In the beginning of my journey, when I’d lost 10 lbs, no one noticed.  I mean, I sure did.  I felt as though I looked so different!  My clothes were fitting better, my muscles were more toned and I swore I looked less puffy, had better color and… well… maybe I was reaching.  At 20 lbs lost my close friends began to notice.  They made comments about my loose fitting clothes, my new clothes, how perky my butt was getting (yes, I have one friend who does this all the time).  At 30 lbs most everyone began to notice.  It became annoying sometimes with people saying “have you lost a little bit of weight?” and me wanting to say “only if you count 30 lbs as LITTLE.”

Then things began to change.  As I continued to lose the last 20 lbs, people have really taken notice.  I get stopped in the hallway quite frequently.  Everyone wants to know my “secret” and it pleases me to tell them simply “diet and exercise” and then laugh and comment on how I wished there had been a magic pill involved.  Occasionally I get something more.  I’ve had a few people tell me how much I’ve motivated and inspired them to begin working out and losing weight… which is pretty cool really and makes me feel as though I’d better not fail anyone now!
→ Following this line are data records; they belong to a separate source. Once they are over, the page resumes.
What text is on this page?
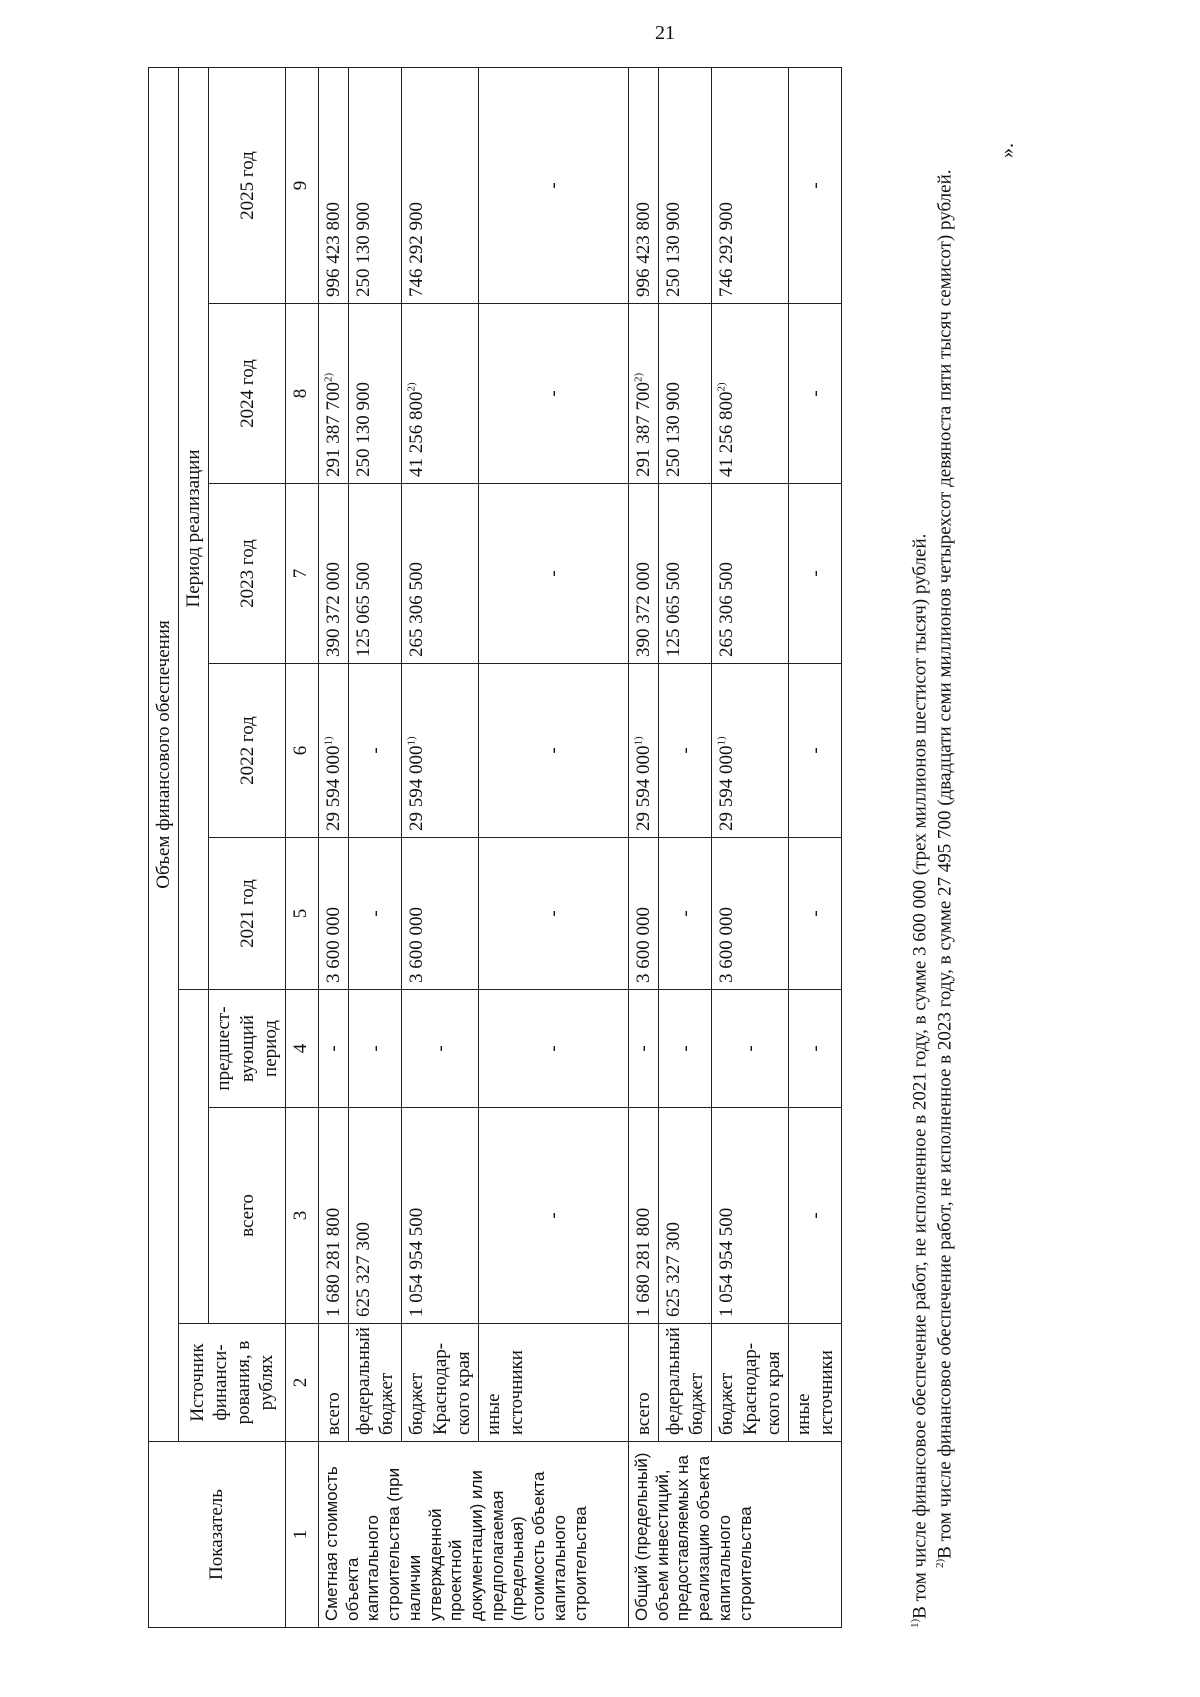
21
Показатель	Объем финансового обеспечения							
	Источник финанси-рования, в рублях			Период реализации				
		всего	предшест-вующий период	2021 год	2022 год	2023 год	2024 год	2025 год
1	2	3	4	5	6	7	8	9
Сметная стоимость объекта капитального строительства (при наличии утвержденной проектной документации) или предполагаемая (предельная) стоимость объекта капитального строительства	всего	1 680 281 800	-	3 600 000	29 594 000$^{1)}$	390 372 000	291 387 700$^{2)}$	996 423 800
	федеральный бюджет	625 327 300	-	-	-	125 065 500	250 130 900	250 130 900
	бюджет Краснодар-ского края	1 054 954 500	-	3 600 000	29 594 000$^{1)}$	265 306 500	41 256 800$^{2)}$	746 292 900
	иные источники	-	-	-	-	-	-	-
Общий (предельный) объем инвестиций, предоставляемых на реализацию объекта капитального строительства	всего	1 680 281 800	-	3 600 000	29 594 000$^{1)}$	390 372 000	291 387 700$^{2)}$	996 423 800
	федеральный бюджет	625 327 300	-	-	-	125 065 500	250 130 900	250 130 900
	бюджет Краснодар-ского края	1 054 954 500	-	3 600 000	29 594 000$^{1)}$	265 306 500	41 256 800$^{2)}$	746 292 900
	иные источники	-	-	-	-	-	-	-

$^{1)}$В том числе финансовое обеспечение работ, не исполненное в 2021 году, в сумме 3 600 000 (трех миллионов шестисот тысяч) рублей. $^{2)}$В том числе финансовое обеспечение работ, не исполненное в 2023 году, в сумме 27 495 700 (двадцати семи миллионов четырехсот девяноста пяти тысяч семисот) рублей.

».
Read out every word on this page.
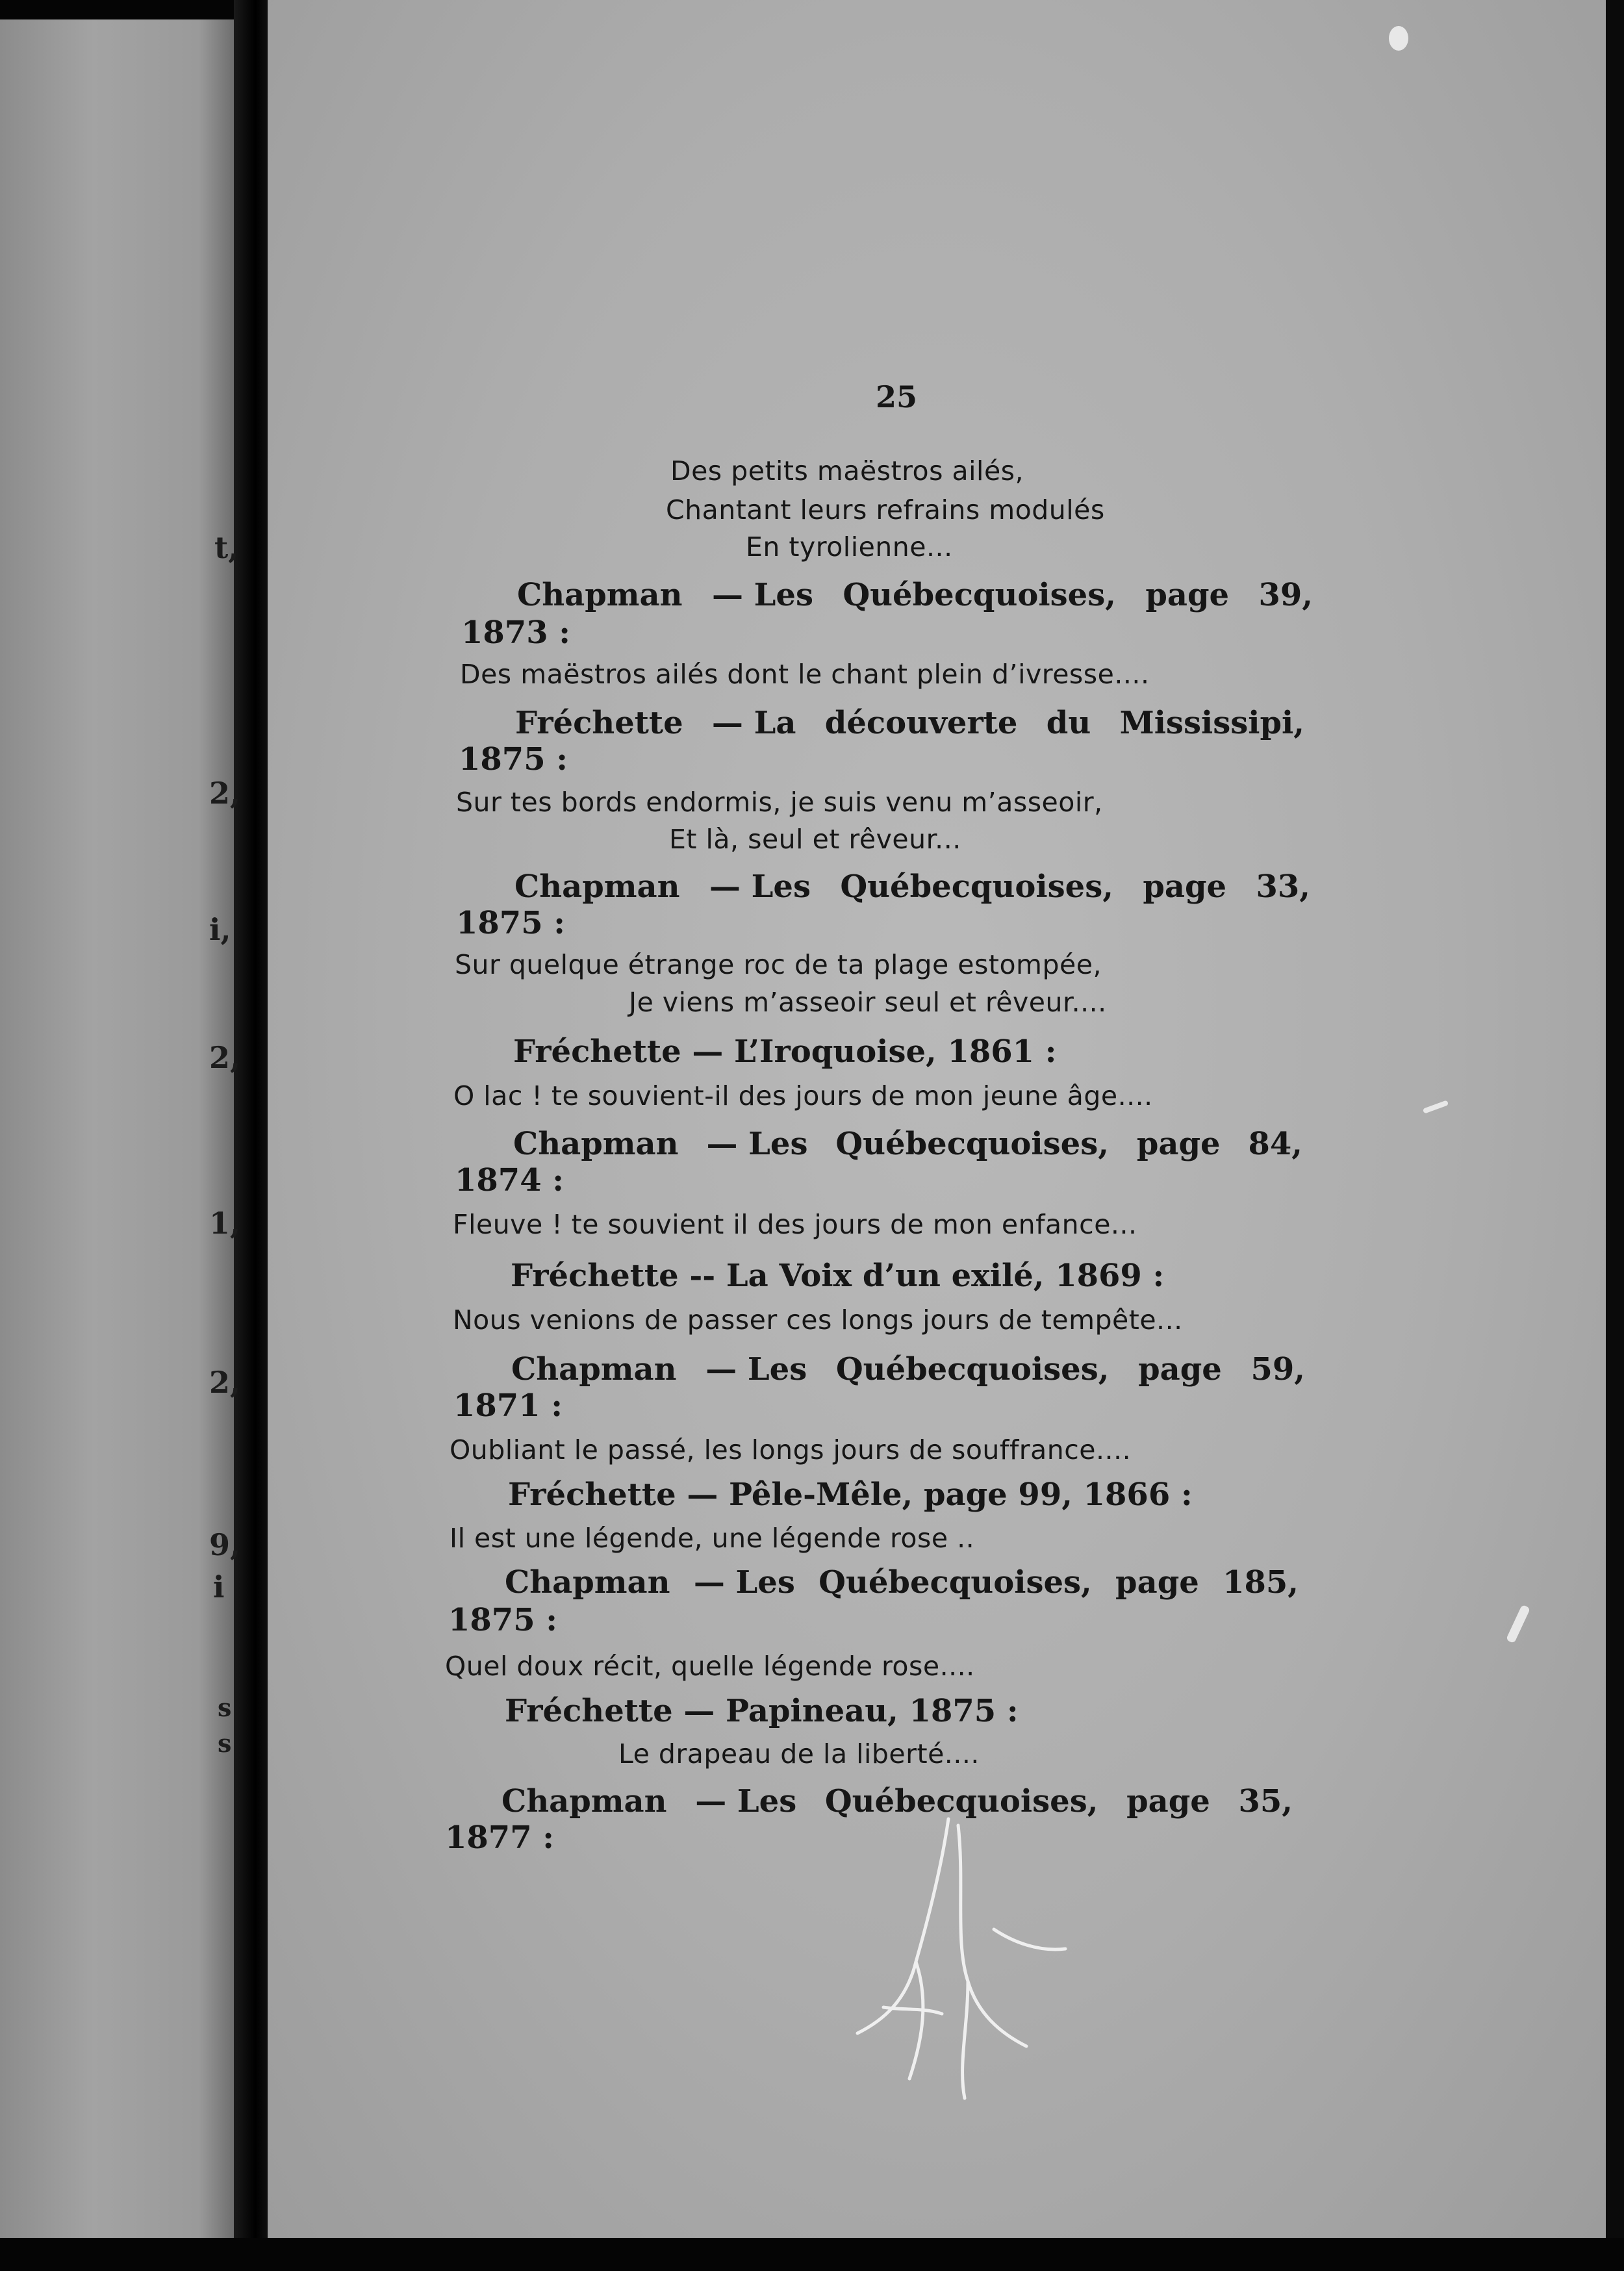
t,
2,
i,
2,
1,
2,
9,
i
s
s
25
Des petits maëstros ailés,
Chantant leurs refrains modulés
En tyrolienne...
Chapman — Les Québecquoises, page 39,
1873 :
Des maëstros ailés dont le chant plein d’ivresse....
Fréchette — La découverte du Mississipi,
1875 :
Sur tes bords endormis, je suis venu m’asseoir,
Et là, seul et rêveur...
Chapman — Les Québecquoises, page 33,
1875 :
Sur quelque étrange roc de ta plage estompée,
Je viens m’asseoir seul et rêveur....
Fréchette — L’Iroquoise, 1861 :
O lac ! te souvient-il des jours de mon jeune âge....
Chapman — Les Québecquoises, page 84,
1874 :
Fleuve ! te souvient il des jours de mon enfance...
Fréchette -- La Voix d’un exilé, 1869 :
Nous venions de passer ces longs jours de tempête...
Chapman — Les Québecquoises, page 59,
1871 :
Oubliant le passé, les longs jours de souffrance....
Fréchette — Pêle-Mêle, page 99, 1866 :
Il est une légende, une légende rose ..
Chapman — Les Québecquoises, page 185,
1875 :
Quel doux récit, quelle légende rose....
Fréchette — Papineau, 1875 :
Le drapeau de la liberté....
Chapman — Les Québecquoises, page 35,
1877 :
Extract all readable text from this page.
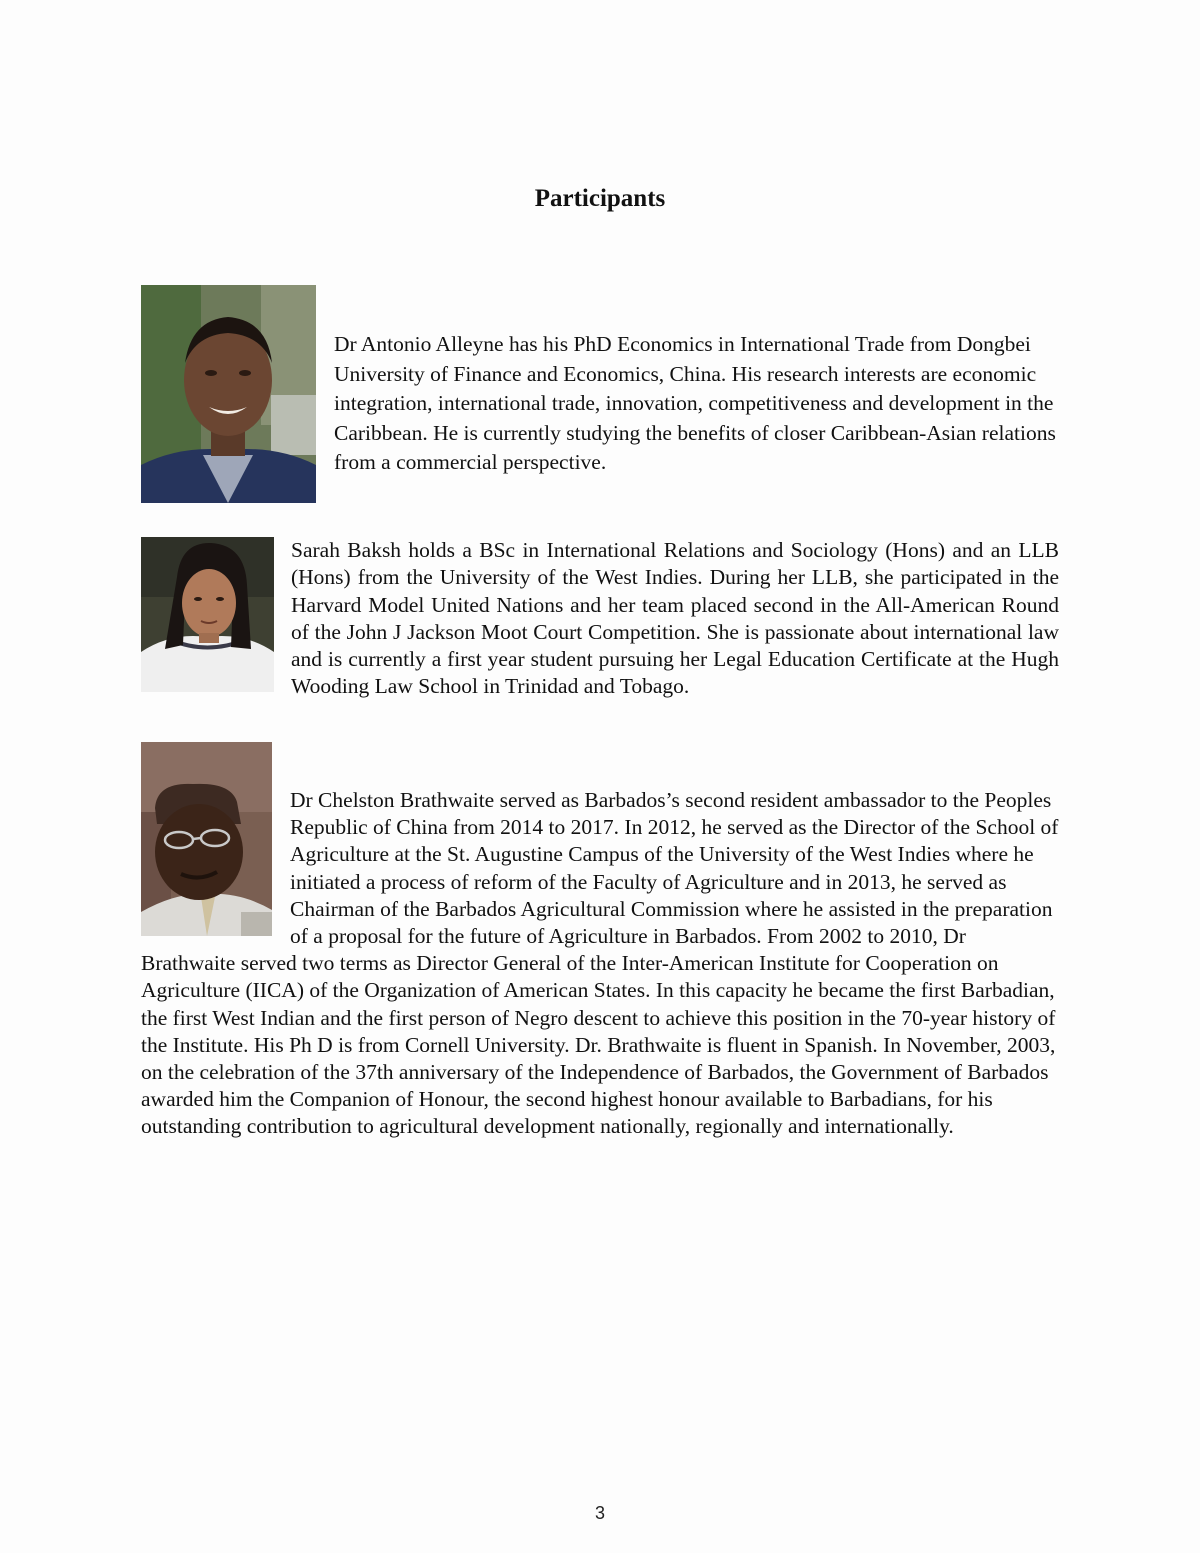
Participants

Dr Antonio Alleyne has his PhD Economics in International Trade from Dongbei University of Finance and Economics, China. His research interests are economic integration, international trade, innovation, competitiveness and development in the Caribbean. He is currently studying the benefits of closer Caribbean-Asian relations from a commercial perspective.

Sarah Baksh holds a BSc in International Relations and Sociology (Hons) and an LLB (Hons) from the University of the West Indies. During her LLB, she participated in the Harvard Model United Nations and her team placed second in the All-American Round of the John J Jackson Moot Court Competition. She is passionate about international law and is currently a first year student pursuing her Legal Education Certificate at the Hugh Wooding Law School in Trinidad and Tobago.

Dr Chelston Brathwaite served as Barbados’s second resident ambassador to the Peoples Republic of China from 2014 to 2017. In 2012, he served as the Director of the School of Agriculture at the St. Augustine Campus of the University of the West Indies where he initiated a process of reform of the Faculty of Agriculture and in 2013, he served as Chairman of the Barbados Agricultural Commission where he assisted in the preparation of a proposal for the future of Agriculture in Barbados. From 2002 to 2010, Dr Brathwaite served two terms as Director General of the Inter-American Institute for Cooperation on Agriculture (IICA) of the Organization of American States. In this capacity he became the first Barbadian, the first West Indian and the first person of Negro descent to achieve this position in the 70-year history of the Institute. His Ph D is from Cornell University. Dr. Brathwaite is fluent in Spanish. In November, 2003, on the celebration of the 37th anniversary of the Independence of Barbados, the Government of Barbados awarded him the Companion of Honour, the second highest honour available to Barbadians, for his outstanding contribution to agricultural development nationally, regionally and internationally.

3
And then there are the annoying ones.

not quite this obvious, but likely just as bad

These are the ones who like proclaiming about my weight loss.  They comment on what I’m eating, often asking me if I’m eating enough.  Some of them have taken to eating the same things as me for lunch.  “Oh, I’ve got my soup today as well!”  In fact, the moment I put anything near my lips, these people announce it to everyone in the room in some form or another.  “Oh wow, I’d have thought you’d given up snacks!”  “What’s in that you’re eating?  Is it low fat?  How do you make it?”  Or my personal favorite “You’re counting calories, right?  How many calories are in this?” and then they hold up some random food item.  What is this, a pop quiz?

Now, I’m always polite about it.  I chuckle when it’s meant to be funny, I tell them what’s in the things I make and I give them incredibly inaccurate calorie counts on purpose because I’m that sort of a subversive bitch… but I do it with a smile… so that still counts in the nice bit.  The thing is, sometimes it doesn’t feel as though THEY are being nice.  It feels as though they’re policing me; making sure I don’t screw up  my diet.  Obviously my weight loss has made some of them uncomfortable or feeling as though they need to compensate (this one goes out to you, crazy lady who mimics my lunches down to the type and brand of soup I eat).  I just don’t understand why my food choices need to be anyone’s business at work.  Why is it a subject of conversation at all?  No one else has their food questioned, pointed out, criticized.  Why is mine?  DON’T YOU PEOPLE REALIZE THAT AS A LONG TIME FATTIE ANYONE MENTIONING WHAT I EAT MAKES ME WANT TO CRAWL IN A HOLE?

Seriously.  I have to force myself not to run out of the teacher’s lounge leaving my half-heated soup in the microwave.  Or, when I have decided to go ahead and partake in the nearly daily treats (I do this maybe about once a week if there is something there which isn’t too over the top) in the teacher’s lounge and someone makes a big deal over me eating, I really just want to spit it all out into the garbage and never look that person in the eye again.  Can’t you freaking people just leave me alone?  How about you talk to me about your kids instead?  Your house?  Your dog?  Your cat?  Your sidewalk cracks?  Please!